The Science of Defying the Odds

Of course, there is a “simple” way to defy such statistics, perfection. Maybe life is an ongoing experiment with the ultimate goal of producing an idiot-proof version of intelligent life. The kind of life that’s literally unkillable, and only such life can ultimately colonize the universe. To that end, it would make sense that a flawed sentient race would get ample opportunity to self-destruct before it ever leaves its home system, or before it manages to spread too far.

It would be similar with the better tech versus more power situation, I’d wager. What’s all the power in the universe when your adversary is impervious to any way in which you can try to cause them harm? Especially if some truly advanced technologies of faster than light travel, or multiverse travel, or time travel are possible, or the aforementioned entropy defying perpetuum mobile. The advantage can also be purely psychological or social.
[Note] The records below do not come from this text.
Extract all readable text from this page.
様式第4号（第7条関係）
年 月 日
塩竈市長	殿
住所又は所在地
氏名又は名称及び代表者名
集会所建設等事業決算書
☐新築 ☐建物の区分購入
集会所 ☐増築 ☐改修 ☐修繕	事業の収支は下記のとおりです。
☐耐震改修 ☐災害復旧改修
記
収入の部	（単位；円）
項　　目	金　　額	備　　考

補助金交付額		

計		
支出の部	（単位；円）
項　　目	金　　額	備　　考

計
In any case, the more likely real world explanations of our current situation in the universe are all pretty bleak, in my opinion. We may be some creator’s playthings, which seriously creeps me out now that I’m watching Westworld. Or truly alone in the cosmos, the best that the universe has been able to come up with so far, nay, the only functional intelligent technological life so far.
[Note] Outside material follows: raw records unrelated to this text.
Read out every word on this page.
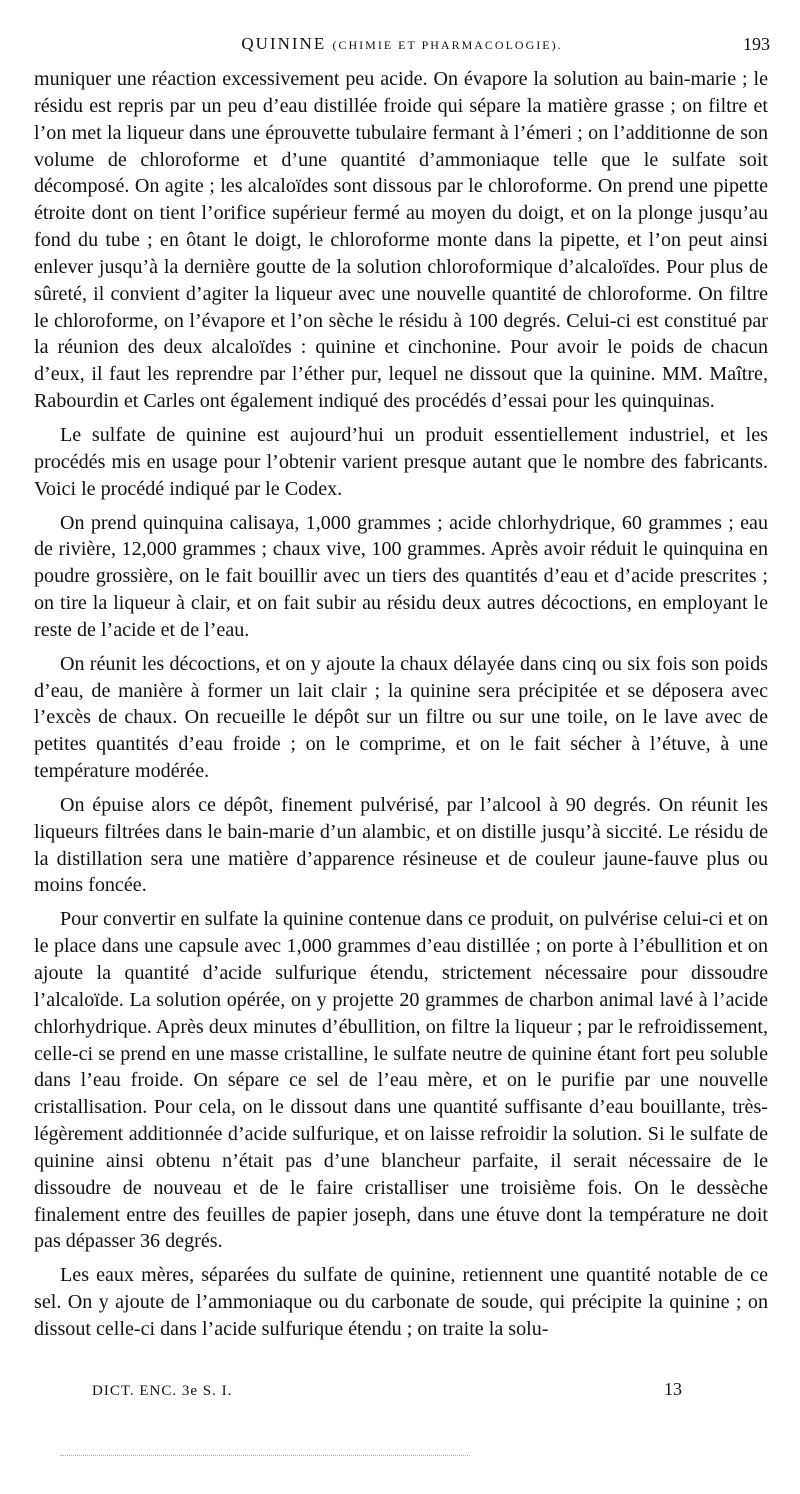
QUININE (CHIMIE ET PHARMACOLOGIE).	193

muniquer une réaction excessivement peu acide. On évapore la solution au bain-marie ; le résidu est repris par un peu d’eau distillée froide qui sépare la matière grasse ; on filtre et l’on met la liqueur dans une éprouvette tubulaire fermant à l’émeri ; on l’additionne de son volume de chloroforme et d’une quantité d’ammoniaque telle que le sulfate soit décomposé. On agite ; les alcaloïdes sont dissous par le chloroforme. On prend une pipette étroite dont on tient l’orifice supérieur fermé au moyen du doigt, et on la plonge jusqu’au fond du tube ; en ôtant le doigt, le chloroforme monte dans la pipette, et l’on peut ainsi enlever jusqu’à la dernière goutte de la solution chloroformique d’alcaloïdes. Pour plus de sûreté, il convient d’agiter la liqueur avec une nouvelle quantité de chloroforme. On filtre le chloroforme, on l’évapore et l’on sèche le résidu à 100 degrés. Celui-ci est constitué par la réunion des deux alcaloïdes : quinine et cinchonine. Pour avoir le poids de chacun d’eux, il faut les reprendre par l’éther pur, lequel ne dissout que la quinine. MM. Maître, Rabourdin et Carles ont également indiqué des procédés d’essai pour les quinquinas.

Le sulfate de quinine est aujourd’hui un produit essentiellement industriel, et les procédés mis en usage pour l’obtenir varient presque autant que le nombre des fabricants. Voici le procédé indiqué par le Codex.

On prend quinquina calisaya, 1,000 grammes ; acide chlorhydrique, 60 grammes ; eau de rivière, 12,000 grammes ; chaux vive, 100 grammes. Après avoir réduit le quinquina en poudre grossière, on le fait bouillir avec un tiers des quantités d’eau et d’acide prescrites ; on tire la liqueur à clair, et on fait subir au résidu deux autres décoctions, en employant le reste de l’acide et de l’eau.

On réunit les décoctions, et on y ajoute la chaux délayée dans cinq ou six fois son poids d’eau, de manière à former un lait clair ; la quinine sera précipitée et se déposera avec l’excès de chaux. On recueille le dépôt sur un filtre ou sur une toile, on le lave avec de petites quantités d’eau froide ; on le comprime, et on le fait sécher à l’étuve, à une température modérée.

On épuise alors ce dépôt, finement pulvérisé, par l’alcool à 90 degrés. On réunit les liqueurs filtrées dans le bain-marie d’un alambic, et on distille jusqu’à siccité. Le résidu de la distillation sera une matière d’apparence résineuse et de couleur jaune-fauve plus ou moins foncée.

Pour convertir en sulfate la quinine contenue dans ce produit, on pulvérise celui-ci et on le place dans une capsule avec 1,000 grammes d’eau distillée ; on porte à l’ébullition et on ajoute la quantité d’acide sulfurique étendu, strictement nécessaire pour dissoudre l’alcaloïde. La solution opérée, on y projette 20 grammes de charbon animal lavé à l’acide chlorhydrique. Après deux minutes d’ébullition, on filtre la liqueur ; par le refroidissement, celle-ci se prend en une masse cristalline, le sulfate neutre de quinine étant fort peu soluble dans l’eau froide. On sépare ce sel de l’eau mère, et on le purifie par une nouvelle cristallisation. Pour cela, on le dissout dans une quantité suffisante d’eau bouillante, très-légèrement additionnée d’acide sulfurique, et on laisse refroidir la solution. Si le sulfate de quinine ainsi obtenu n’était pas d’une blancheur parfaite, il serait nécessaire de le dissoudre de nouveau et de le faire cristalliser une troisième fois. On le dessèche finalement entre des feuilles de papier joseph, dans une étuve dont la température ne doit pas dépasser 36 degrés.

Les eaux mères, séparées du sulfate de quinine, retiennent une quantité notable de ce sel. On y ajoute de l’ammoniaque ou du carbonate de soude, qui précipite la quinine ; on dissout celle-ci dans l’acide sulfurique étendu ; on traite la solu-

DICT. ENC. 3e S. I.	13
How depressing would that be? Or we must be nearing self-destruction any time now. Or we’re actually the dumbass of the class, since every other intelligent race out there is so far ahead of us that we can barely comprehend ways in which they could be making themselves invisible to us. Or there really are some kind of Reapers blowing up every single Dyson swarm in its infancy.

So, are we alone, or is the universe extremely incomprehensible/hostile? How do we prepare to face dangers we’re not aware of? I guess a little bit of near infinite power and spreading outside into multiple solar systems should help. But then, why is there such an absence of evidence that anyone has managed to accomplish even that yet? In any case, authors of science fiction are not allowed to complain anymore that there are no more ideas and everything has been done before, when such deep mysteries abound, and so much is possible.